【催涙ガス】(さいるいがす)

Riot control agent*1.

化学兵器の一種。
主として擲弾発射器で射出する擲弾、または人の手で投げる手榴弾として運用される。
日本ではガス状のものが最も有名だが、液体や粉末の場合もあり、「催涙剤」と表記する事も多い。

人体の粘膜に作用して刺激を生じ、咳・くしゃみ・涙・嘔吐などの症状を引き起こして行動を阻害する。
致死量に達しなければ短期間で自然に快復し、また、ガスマスクなどの防護策が極めて有効。
皮膚からは吸収されず、粘膜を露出していなければほとんど効果は発揮されない。

こうした特性から「非殺傷」兵器として法執行機関?に広く使われる。
暴動や非合法デモ、ハイジャック・立て籠もり事案などで容疑者を拘束するために用いる事が多い。
また、軍事SOGでも拘束や人質救出を要する場面でのCQBに用いられる。

身体組織へのダメージや後遺症を残しにくく、非常に安全な兵器として評価されている。
ただし、完全な意味での非致死性ではなく、一定の安全性が常に保証されているわけではない。
単発で人間の致死量に至る事はまずないが、制圧射撃などで大量散布された場合に命の保証はない。
免疫系*2や呼吸器系に障害・疾病を抱えた患者に対しては明白に致死的な場合があり、後遺症も残りやすい。
投射された弾体の激突、刺激による転倒、パニックの誘発*3などで死に至る事がないとも言い切れない。

日本での使用例

日本では、警視庁・道府県警察が群衆警備用の装備として催涙弾と擲弾発射器を保有する。
ただし、公式には催涙弾は「催涙ガス筒」、擲弾発射器は「ガス筒発射器」と称する。
設計上も運用実態でも明白に銃砲であるが、暗黙に「武器ではない」という主張が為されている。

『銃』『弾』と呼ぶと法律上「武器」「銃砲」として定義され、使用上の規制が発生するため。
例えば、警察官職務執行法第七条における武器の使用制限に引っかかる事案が多く想定される*4
また、銃砲刀剣類所持等取締法においてどう取り扱うべきなのか今ひとつ判然としない点もある。

その運用には極めて厳しい制限が課せられており、持ち出しの時点で各機関の最高責任者*5の許可を要する。
発射の際には相手に対して事前に警告し、かつ現場指揮官による発射命令を要する事と定められている。


*1 直訳すると「暴動取締剤」。
*2 ある種のアレルギーなど。

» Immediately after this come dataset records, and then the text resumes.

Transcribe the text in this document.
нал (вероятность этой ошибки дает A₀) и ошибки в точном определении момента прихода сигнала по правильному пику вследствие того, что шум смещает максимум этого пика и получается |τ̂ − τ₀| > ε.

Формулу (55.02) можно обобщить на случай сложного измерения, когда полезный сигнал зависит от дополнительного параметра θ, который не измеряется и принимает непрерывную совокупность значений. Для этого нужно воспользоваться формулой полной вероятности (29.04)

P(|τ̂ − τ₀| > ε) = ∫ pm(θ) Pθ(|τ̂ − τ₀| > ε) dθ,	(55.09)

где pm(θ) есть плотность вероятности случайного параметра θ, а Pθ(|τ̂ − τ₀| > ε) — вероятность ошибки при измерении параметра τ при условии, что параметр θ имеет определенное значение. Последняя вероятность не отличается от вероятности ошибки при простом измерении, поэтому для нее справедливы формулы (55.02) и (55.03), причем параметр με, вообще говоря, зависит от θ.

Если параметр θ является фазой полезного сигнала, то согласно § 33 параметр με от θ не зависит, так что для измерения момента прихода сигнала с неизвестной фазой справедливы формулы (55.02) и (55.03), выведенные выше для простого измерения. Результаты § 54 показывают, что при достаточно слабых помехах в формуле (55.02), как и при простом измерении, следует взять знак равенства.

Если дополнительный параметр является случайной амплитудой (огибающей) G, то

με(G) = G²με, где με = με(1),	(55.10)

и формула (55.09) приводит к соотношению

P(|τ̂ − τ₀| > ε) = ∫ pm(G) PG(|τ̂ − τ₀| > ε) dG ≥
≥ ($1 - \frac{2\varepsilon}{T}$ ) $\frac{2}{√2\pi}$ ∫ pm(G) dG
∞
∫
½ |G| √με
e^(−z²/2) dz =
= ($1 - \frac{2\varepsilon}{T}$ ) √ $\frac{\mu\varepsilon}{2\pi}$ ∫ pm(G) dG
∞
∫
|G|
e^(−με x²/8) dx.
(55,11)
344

また、催涙ガス自体がアレルゲンであるため、後遺症としてアレルギー症状を呈する場合がある。
*3 銃を手にした人間が催涙ガスを浴びた場合、混乱から不時発射が発生する可能性を無視できない。
*4 法令上、対象が現行犯でなく逮捕状も出ていない場合は「武器の使用」ができない。
*5 警視庁であれば警視総監、道府県警察であれば本部長。